清水寺中興堂・清水寺見どころ

清水寺中興堂

●清水寺中興堂は1995年(平成7年)の大西良慶(おおにしりょうけい)和上13回忌を記念して発願され、1997年(平成9年)に落慶しました。清水寺中興堂は中興開山・大西良慶和上の御霊屋(みたまや)です。
大西良慶(良慶和上)は1875年(明治8年)12月21日に奈良・旧多武峯寺(とうのみねじ)智光院(ちこういん)の住持の次男として生まれました。郡山中学で学び、1889年(明治22年)に15歳で法相宗(ほっそうしゅう)大本山である奈良・興福寺(こうふくじ)に入り、千早定朝(ちはやじょうちょう)師のもとで出家しました。1890年(明治23年)に聖徳宗(しょうとくしゅう)の総本山である奈良・法隆寺(ほうりゅうじ)103世管主・佐伯定胤(さえきじょういん)に唯識学(ゆいしきがく)を学びました。1899年(明治32年)に興福寺231世になり、1904年(明治37年)に法相宗管長になりました。その後1914年(大正3年)に清水寺住職も兼務したが、1942年(昭和17年)から清水寺住職に専念しました。1965年(昭和40年)に唯識の学風を高める為に北法相宗を設立し、初代管長になりました。また宗教者・科学者と京都仏教徒会議を結成し、日本宗教者平和協議会会長など仏教界の要職も歴任しました。大西良慶は良慶節と呼ばれる独特の説法で親しまれ、観音経講話などを記したり、京都初の老人ホームを設立したりしました。なお大西良慶は1983年(昭和58年)2月15日に107歳で亡くなりました。
一般的に御霊屋(おたまや・みたまや)は先祖の霊や貴人の霊を祀る堂塔です。御霊屋は霊廟(れいびょう)などとも言われています。
●清水寺中興堂は正面約5.5メートル・奥行約7メートル・高さ約8.5メートルで、宝形造(ほうぎょうづくり)の本瓦葺(ほんがわらぶき)です。

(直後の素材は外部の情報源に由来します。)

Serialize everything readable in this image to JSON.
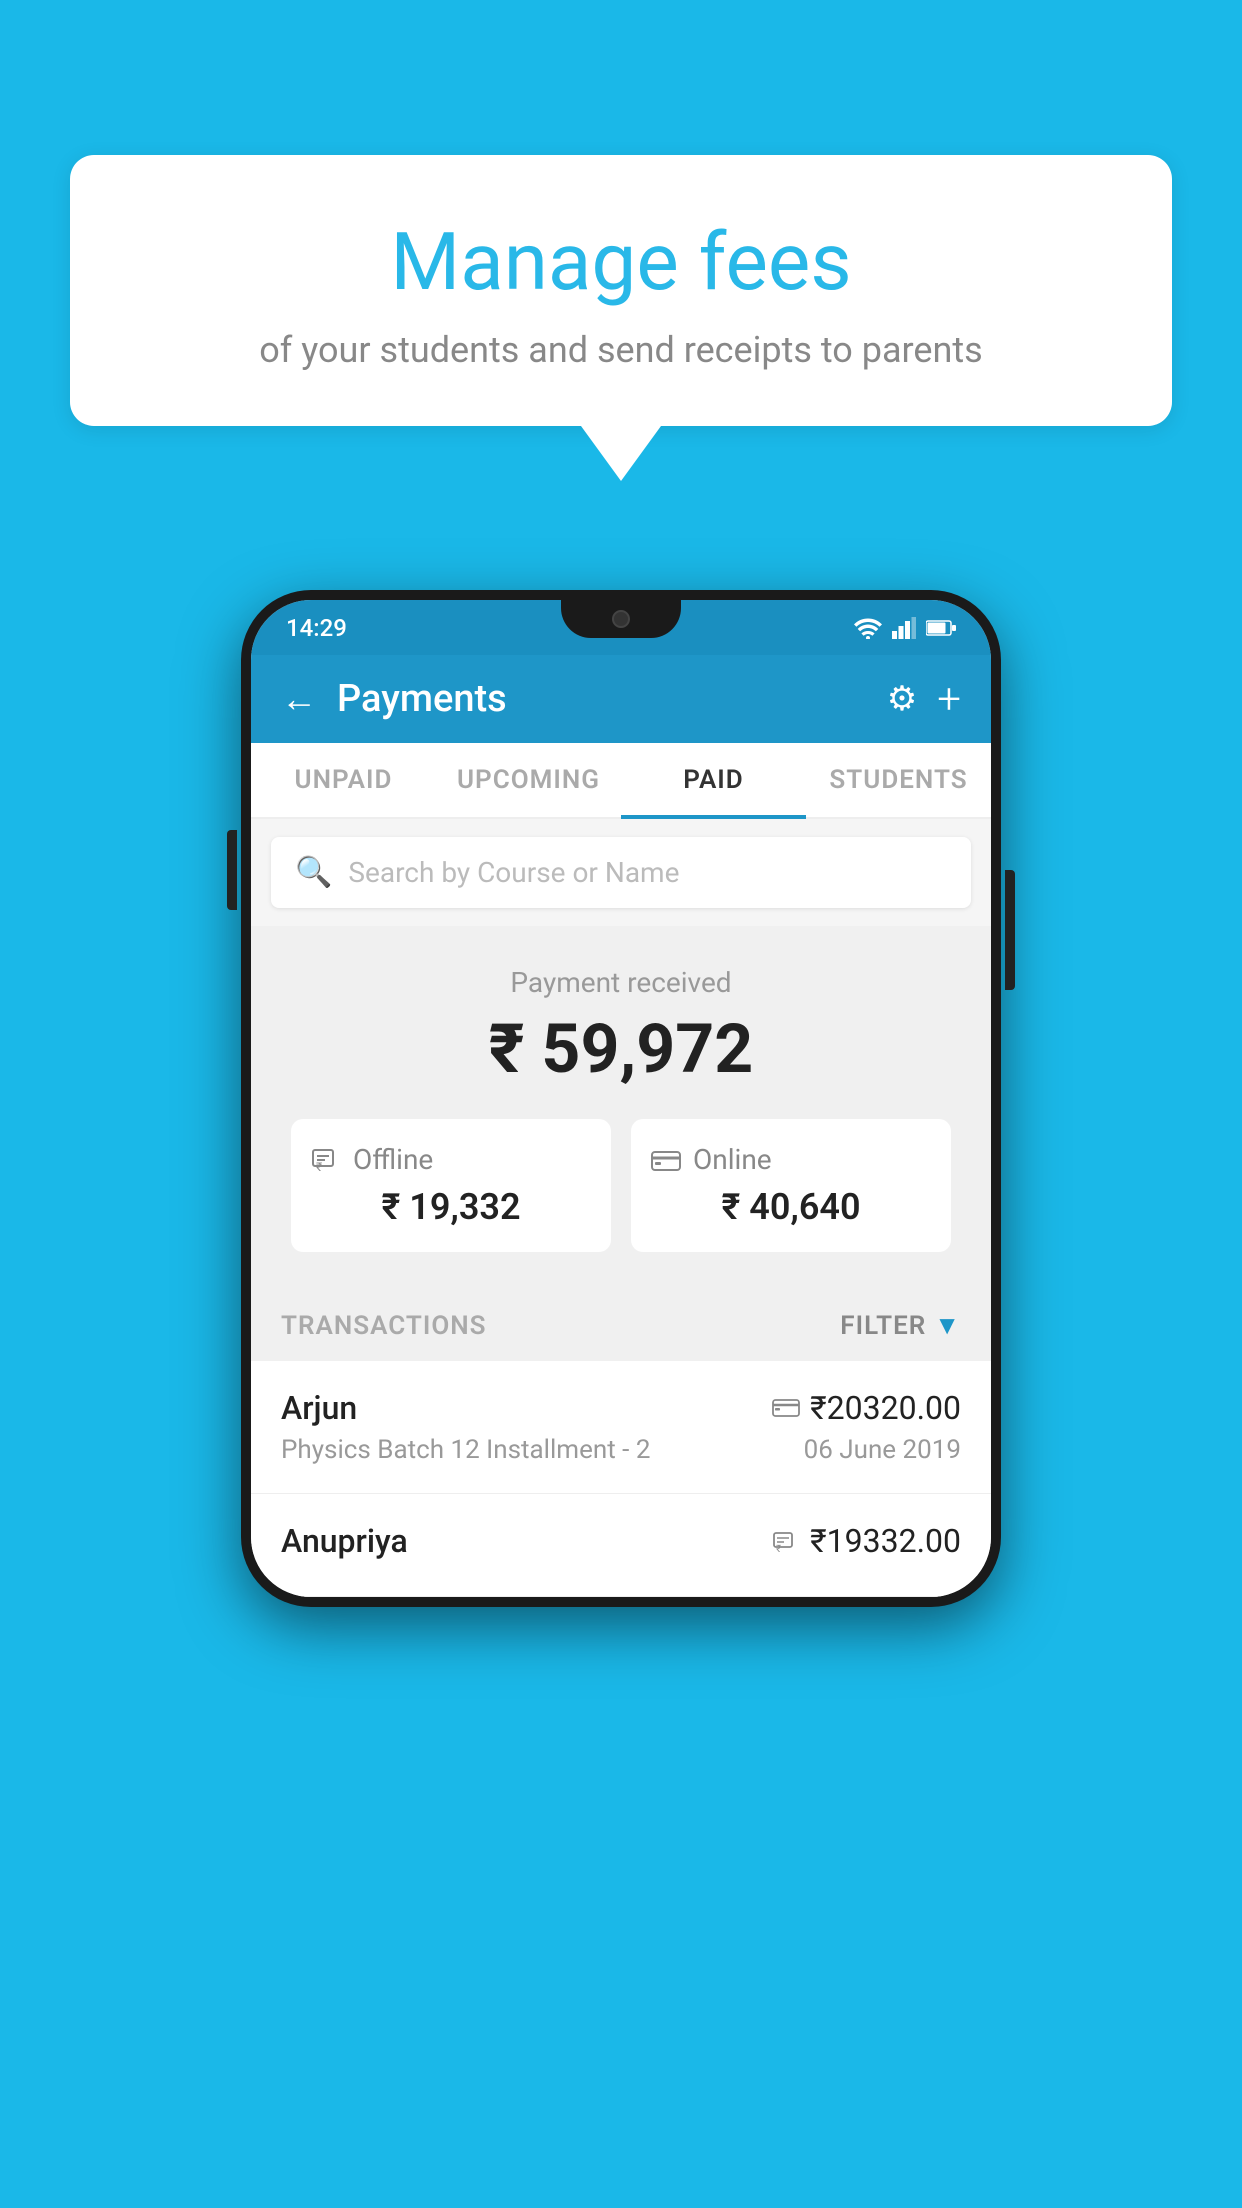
{
  "background_color": "#1ab8e8",
  "speech_bubble": {
    "title": "Manage fees",
    "subtitle": "of your students and send receipts to parents"
  },
  "status_bar": {
    "time": "14:29",
    "icons": [
      "wifi",
      "signal",
      "battery"
    ]
  },
  "header": {
    "title": "Payments",
    "back_icon": "←",
    "settings_icon": "⚙",
    "add_icon": "+"
  },
  "tabs": [
    {
      "label": "UNPAID",
      "active": false
    },
    {
      "label": "UPCOMING",
      "active": false
    },
    {
      "label": "PAID",
      "active": true
    },
    {
      "label": "STUDENTS",
      "active": false
    }
  ],
  "search": {
    "placeholder": "Search by Course or Name"
  },
  "payment_summary": {
    "label": "Payment received",
    "amount": "₹ 59,972",
    "offline": {
      "icon": "💳",
      "label": "Offline",
      "amount": "₹ 19,332"
    },
    "online": {
      "icon": "💳",
      "label": "Online",
      "amount": "₹ 40,640"
    }
  },
  "transactions": {
    "header_label": "TRANSACTIONS",
    "filter_label": "FILTER",
    "rows": [
      {
        "name": "Arjun",
        "course": "Physics Batch 12 Installment - 2",
        "amount": "₹20320.00",
        "date": "06 June 2019",
        "mode": "online"
      },
      {
        "name": "Anupriya",
        "course": "",
        "amount": "₹19332.00",
        "date": "",
        "mode": "offline"
      }
    ]
  }
}
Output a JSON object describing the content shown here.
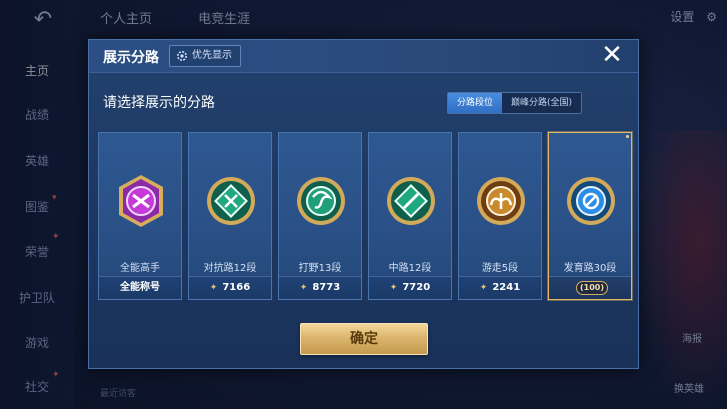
{
  "background": {
    "nav": [
      "主页",
      "战绩",
      "英雄",
      "图鉴",
      "荣誉",
      "护卫队",
      "游戏",
      "社交"
    ],
    "top_tabs": [
      "个人主页",
      "电竞生涯"
    ],
    "top_right": "设置",
    "right_labels": [
      "海报",
      "换英雄"
    ],
    "bottom_text": "最近访客"
  },
  "modal": {
    "title": "展示分路",
    "priority_label": "优先显示",
    "subtitle": "请选择展示的分路",
    "segments": [
      {
        "label": "分路段位",
        "active": true
      },
      {
        "label": "巅峰分路(全国)",
        "active": false
      }
    ],
    "cards": [
      {
        "name": "全能高手",
        "footer": "全能称号",
        "badge_color": "#c43bd8",
        "badge_icon": "all-round-icon",
        "has_star": false,
        "selected": false
      },
      {
        "name": "对抗路12段",
        "footer": "7166",
        "badge_color": "#1fa77d",
        "badge_icon": "clash-lane-icon",
        "has_star": true,
        "selected": false
      },
      {
        "name": "打野13段",
        "footer": "8773",
        "badge_color": "#1f9f7a",
        "badge_icon": "jungle-dragon-icon",
        "has_star": true,
        "selected": false
      },
      {
        "name": "中路12段",
        "footer": "7720",
        "badge_color": "#1fa77d",
        "badge_icon": "mid-lane-icon",
        "has_star": true,
        "selected": false
      },
      {
        "name": "游走5段",
        "footer": "2241",
        "badge_color": "#c98a2e",
        "badge_icon": "roam-wings-icon",
        "has_star": true,
        "selected": false
      },
      {
        "name": "发育路30段",
        "footer": "100",
        "badge_color": "#2a8ee6",
        "badge_icon": "farm-lane-icon",
        "has_star": false,
        "selected": true
      }
    ],
    "confirm_label": "确定"
  }
}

宝形造は隅棟(すみむね)が屋根の中央に集まり、屋根の頂部に水平の棟を作らない屋根形式です。ちなみに宝形造は寄棟造(よせむねづくり)のように雨が四方に流れ落ちます。宝形造の名称は露盤(ろばん)・伏鉢(ふくばち)・宝珠(ほうじゅ))の総称を宝形と言うことに由来しています。なお宝形造は方形造とも言われています。屋根が六角形の場合に六注、八角形の場合に八注と言われています。
本瓦葺は陶器製で、断面が湾曲した矩形の平瓦と断面が半円状の丸瓦とを交互に組み合わせて屋根を葺く方法です。瓦葺は飛鳥時代に中国・朝鮮半島から寺院建築の技術とともに伝来しました。瓦葺は檜皮葺(ひわだぶき)・茅葺(かやぶき)・板葺(いたぶき)などに比べ耐水性・耐火性に優れ、台風の多い日本に適していました。なお本瓦葺は本葺き(ほんぶき)とも言われています。